Monday, October 17, 2011

Cotes d'Auvergne III/VDQS

Saint Verny (Le)Chardonnay from Cotes d'Auvergne was our tasting winner from two weeks ago while the (Le)Pinot Noir from Saint Verny came in second in popularity based on sales that same weekend. While the ancient history and culture of the area documented here in the past week remains accurate, recent history in d'Auvergne has changed considerably.
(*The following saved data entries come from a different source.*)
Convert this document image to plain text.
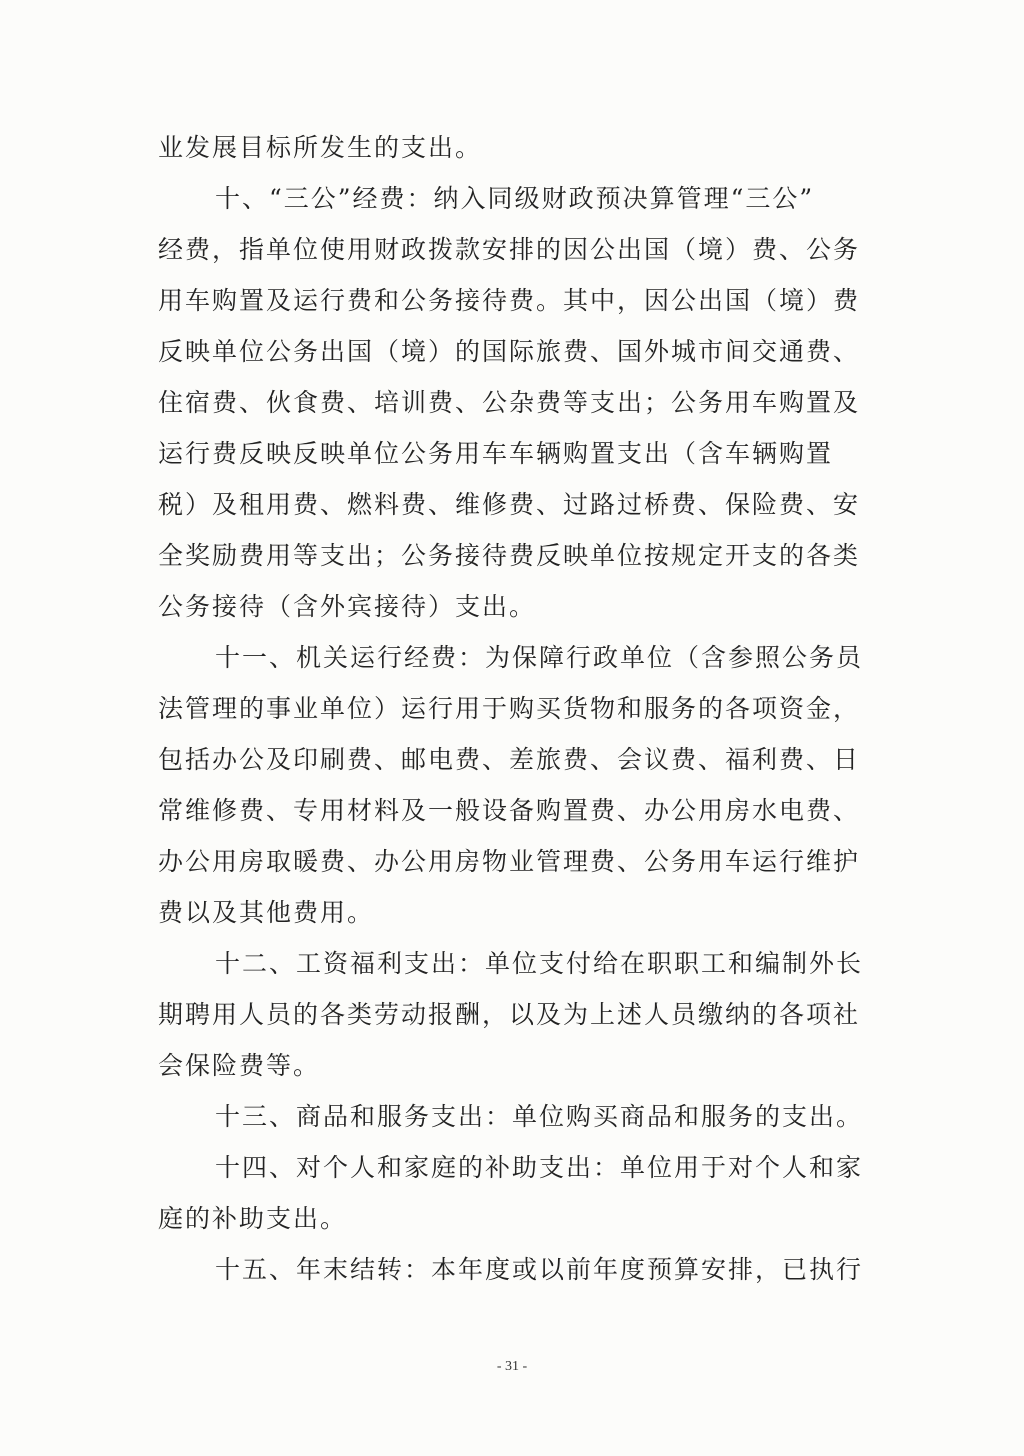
业发展目标所发生的支出。
十、“三公”经费：纳入同级财政预决算管理“三公”
经费，指单位使用财政拨款安排的因公出国（境）费、公务
用车购置及运行费和公务接待费。其中，因公出国（境）费
反映单位公务出国（境）的国际旅费、国外城市间交通费、
住宿费、伙食费、培训费、公杂费等支出；公务用车购置及
运行费反映反映单位公务用车车辆购置支出（含车辆购置
税）及租用费、燃料费、维修费、过路过桥费、保险费、安
全奖励费用等支出；公务接待费反映单位按规定开支的各类
公务接待（含外宾接待）支出。
十一、机关运行经费：为保障行政单位（含参照公务员
法管理的事业单位）运行用于购买货物和服务的各项资金，
包括办公及印刷费、邮电费、差旅费、会议费、福利费、日
常维修费、专用材料及一般设备购置费、办公用房水电费、
办公用房取暖费、办公用房物业管理费、公务用车运行维护
费以及其他费用。
十二、工资福利支出：单位支付给在职职工和编制外长
期聘用人员的各类劳动报酬，以及为上述人员缴纳的各项社
会保险费等。
十三、商品和服务支出：单位购买商品和服务的支出。
十四、对个人和家庭的补助支出：单位用于对个人和家
庭的补助支出。
十五、年末结转：本年度或以前年度预算安排，已执行
- 31 -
In 2006 in response to the crisis in the French wine industry, Bernard Pomel authored the "Pomel Report" to the government urging a simplification of French wine law to facilitate commercial sales. At that time sales were so poor producers were converting Bordeaux into industrial alcohol to maintain pricing and a revenue stream for the producers. International competition from the new world had caused the dropoff in sales so the theory was to de-cryptify the label language on French wines to encourage international sales.

The fundamental change in law was to eliminate the VDQS quality level in French Wine Law. For most of the twentieth century there have been four quality levels in France. "Appellation Controlee" (AOC), the top quality level, guarantees government recognition that the product in the bottle must be from a distinct delimited region with the established grape varieties of that region made in a manner consistent with traditional practices of that region. VDQS (Delimited Wine of Superior Quality) was the second quality level and also maintained much of the same "certitudes" of AOC, just not guaranteeing the same quality level. "Vin de Pay" is the third level and it allowed for higher yields and a larger regional character for those wines. The fourth level is Vin de Table which is a catchall term for no regional restrictions and wines with no place name other than France.

With the ending of the VDQS category, all VDQS wines could apply for AOC status and gradually they have. Cotes d'Auvergne is now an AOC and may establish their own style of Pinot Noir and Chardonnay as their "brand" without the encumbrance of historic models, ie., Gamay no longer must be included in the blend. Chardonnay, never highly regarded in the region, has now been elevated as a commercial priority and the quality has coorespondingly improved.

Here is what I really like. Along with the thrust to improve and elevate d'Auvergne Chardonnay and Pinot Noir, there is a project concurrently to study 15 ancient grape varieties from the area to determine if they have commercial potential for the future. A discovery from the past is always welcome.